Artigos de Jornal


Se faz cidade ao andar...

  • 03 de Agosto de 2025

Inspirado no grande poeta andaluz Antonio Machado escolhi o título dessa crônica. Caminante no hay camino, se hace camino al andar./Todo pasa y todo queda/ pero lo nuestro es pasar/ pasar haciendo caminos/ caminos sobre la mar[…] Yo amo los mundos sutiles/ ingrávidos y gentiles/ como pompas de jabón (Cantares).

Ao andar em Madri, durante um congresso, um colega observou: se conhece uma cidade pelos seus passeios. Verdade! É nas calçadas urbanas e veredas dos parques que se tece a sociabilidade de uma cidade, onde se conhece pessoas, se vê as vitrines, se descobre, ao acaso, um buteco que é uma surpresa ou onde se aprecia a vegetação.

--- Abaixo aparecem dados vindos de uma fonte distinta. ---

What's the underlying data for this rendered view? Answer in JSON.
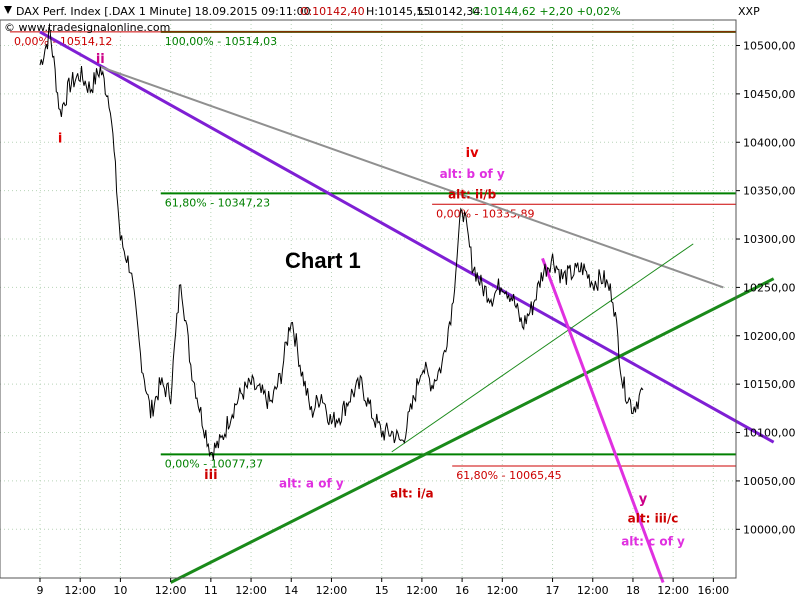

O Rio de Janeiro é uma das cidades mais belas e com o maior patrimônio paisagístico urbano do mundo reconhecido pela UMESCO: montanhas, florestas, praias, cascatas, lagoas e a obra do homem: um Cristo monumental, o Parque do Flamengo e uma rica cultura musical e literária inspirada na cidade. Os melhores cantores baianos e nordestinos foram atraídos pelo Rio: Caymmi, Gil, Caetano, Tom Zé.

Sua poesia se revela nos calçadões e nas ladeiras dos morros: “Um bom lugar para encontrar Copacabana/ pra passear à beira-mar Copacabana/ depois um bar à meia-luz, Copacabana/ eu esperei por esta noite uma semana. /Um bom jantar, depois dançar Copacabana/ Para se amar um só lugar Copacabana” (Caymmi e J. Guinle). Ou ainda: “Se alguém perguntar por mim/ diz que fui por aí/ levando o violão debaixo do braço/ em qualquer esquina eu paro/ em qualquer botequim eu entro/e se houver motivo é mais um samba que faço” (Zé Keti).

A vida está nas calçadas. “Abençoado seja o camelô dos brinquedos de tostão[...] Alegria das calçadas[...] Todos, porém, sabem mexer nos cordéis com o tino ingênuo de demiurgos de inutilidades/ E ensinam no tumulto das ruas os mitos heroicos da meninice.../ E dão aos homens que passam preocupados e triste uma lição de infância” (M. Bandeira).

Também tivemos passeios para andar, ver vitrines e namorar como a Rua Chile, as avenidas Sete e Oceânica, onde de fazia o footing, e a Praça Cairu com seus camelôs. Tudo acabou. Nossos passeios são mesquinhos, cheios de buracos e degraus. Não temos ruas nem parques, só viadutos. Dou um doce a quem indicar onde se possa ver vitrines, a não ser nos shoppings centers estéreis, do consumo e da exclusão.

Nossas autoridades e técnicos só se deslocam em carros blindados. “Pela janela do carro/ eu vejo tudo enquadrado/ eu ando pelo mundo/ e os carros correm para que?” (A. Calcanhotto). Me lembro duma canção popular que dizia: “A mulher do ‘autista’ se queixa da sua sina/ porque o tal só cheira a gasolina/ e quando chega em casa, toca logo a buzina” (anônimo). Nossas autoridades são assim, não sabem o que é uma cidade e urbanidade, só querem o poder pelo poder e rodar de limosine.